Ácaro-rajado: um problema crescente na cultura do algodão

Por Jacob Crosariol Netto e Guilherme Gomes Rolim (Instituto Mato-grossense do Algodão); Raphael de Campos Castilho (Esalq/USP); Eduardo Moreira Barros (Barros Proteção de Plantas); e Daniela de Lima Viana (Comdeagro)

05.04.2024 | 15:30 (UTC -3)

Fator muito importante para o desenvolvimento de pragas e doenças é o sistema de produção adotado no cerrado brasileiro, que se caracteriza pela rotação de cultivos, sendo que, em grande parte das áreas, predominam os modelos soja-milho e soja-algodão. Essa constante sucessão dos mesmos cultivos impacta em ambientes cada vez mais favoráveis a determinados grupos de pragas, seja pela grande disponibilidade de alimentos ou pelos constantes desequilíbrios ocasionados pelo manejo praticado. Esses fatores potencializam os problemas com pragas, impactando na perda de produtividade, e encarecendo os custos de produção.

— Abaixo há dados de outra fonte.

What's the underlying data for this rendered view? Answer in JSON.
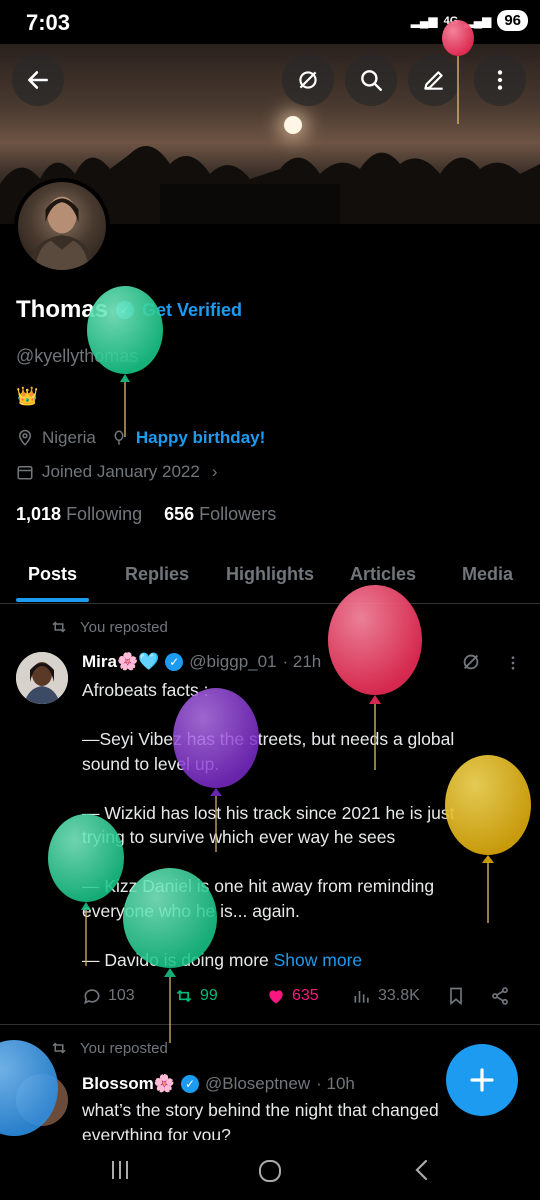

Nos últimos anos, dentre as pragas, o ácaro-rajado (Tetranychus urticae - Tetranychidae) foi o que mais cresceu de importância nesse sistema de cultivo adotado no cerrado brasileiro. No algodoeiro, o ácaro-rajado sempre foi considerado o principal ácaro-praga no Brasil. A ocorrência do ácaro-rajado no cultivo do algodoeiro é característica, com uma infestação inicial sempre em reboleira, com os ácaros alimentando-se na parte de baixo das folhas, no terço médio das plantas. Devido ao processo de alimentação, os sintomas na parte de baixo das folhas são pontos esbranquiçados ou prateados, e na parte de cima das folhas aparecem manchas amareladas, que com o passar do tempo tornam-se pardo-avermelhadas. Em ataques severos ocorrem necroses, e posteriormente o secamento e a queda das folhas. Também pode ocorrer danos nos frutos, que ficam endurecidos e secos, com coloração marrom. Em estudos recentes, realizados pelo Instituto Mato-grossense do Algodão, constataram-se diferenças de até 60 arrobas de algodão em caroço por hectare, comparando-se áreas infestadas com ácaro-rajado com e sem manejo de acaricidas.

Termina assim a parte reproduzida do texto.